DESCRIPTION OF SYMBOLS 1 Flush toilet 2 Toilet body 4 Toilet seat 6 Toilet lid 8 Functional part 10 Sanitary washing system functional part 12 Water supply system functional part 14 Soil receiving surface 16 Shelf surface 18 Rim part 20 Bowl part 20a Bowl part bottom face 22 Drain trap conduit 22a Inlet Portion 22b Ascending pipeline 22c Top 22d Lowering pipeline 22e Entrance top 22f Center 22g Lower 22h Ascending pipeline bottom 24 Rim water channel 26 Rim water outlet 28 Water conduit 30 Water channel 31 Zet water channel 32 Zet water outlet 32a Outlet 34 Reservoir Tank 36 Pressurizing pump 60 Outlet channel portion 60a Outlet channel bottom surface 60b Outlet channel side wall 60c Outlet channel ceiling surface 62 Outlet channel connection portion 62c Connection portion ceiling surface 64 Corner portion 122 Drain trap conduit 122a Inlet portion 132 Zet Water discharge part 220 Bowl part 220a Bottom face 222 Drain trap conduit 222a Inlet part 232 Zet water discharge part Upper region B the lower region C region D region E region F1 arrow F2 arrow F3 arrow F4 arrow L1 imaginary line

Claims (5)

A flush toilet that is washed with wash water supplied from a wash water source and discharges filth,
A bowl portion comprising a bowl-shaped filth receiving surface and a rim formed on the upper edge of the filth receiving surface;
A drain trap pipe connected to the lower part of this bowl part to discharge filth,
A zette water spouting portion opened toward the drain trap pipe at the bottom of the bowl portion;
The jet water discharge portion has a bottom surface extending toward the outlet of the jet water discharge portion and extending toward the bottom of the bowl portion at the bottom of the bowl portion, and an inclination extending toward the outlet and upward from the inclination of the bottom surface.
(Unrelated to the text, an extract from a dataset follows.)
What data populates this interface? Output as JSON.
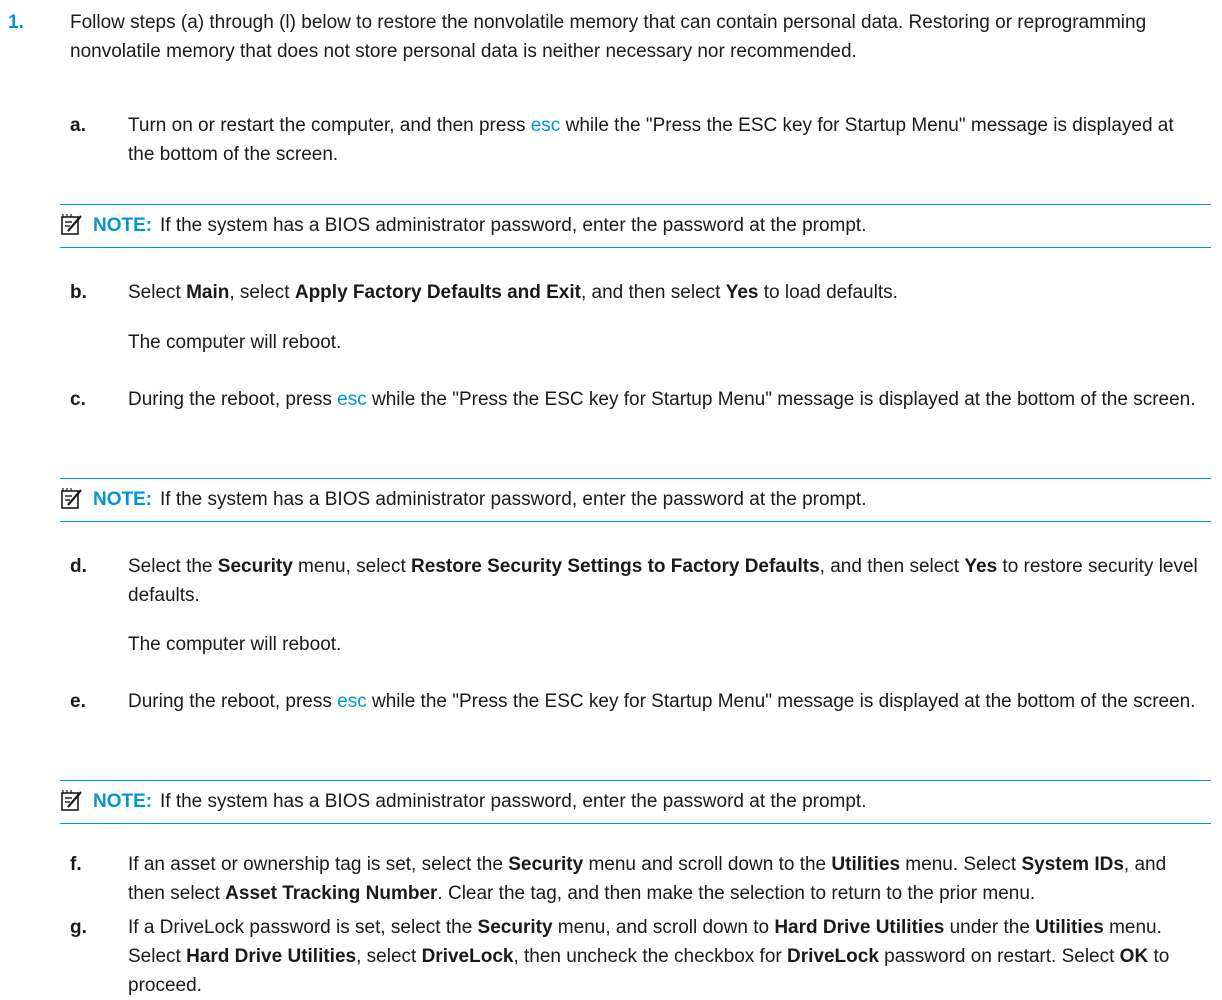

A flush toilet characterized by comprising an outlet channel portion formed with a ceiling surface.   The flush toilet according to claim 1, wherein the bottom surface of the outlet channel portion of the jet water discharge portion is connected substantially flush with the bottom surface of the bowl portion below the bowl portion.   The flush toilet according to claim 1 or 2, wherein the ceiling surface of the outlet channel portion of the jet water discharge portion extends substantially horizontally.   The flush toilet according to any one of claims 1 to 3, wherein the jet water discharge part further includes a throttle part that restricts a flow path upstream of the outlet flow path part of the jet water discharge part.   The top surface of the outlet channel portion of the jet water discharge portion is formed so as to be directed to an upper side region between a top portion and a central portion of the inlet portion of the drain trap pipe. 5. The flush toilet according to any one of 4 above.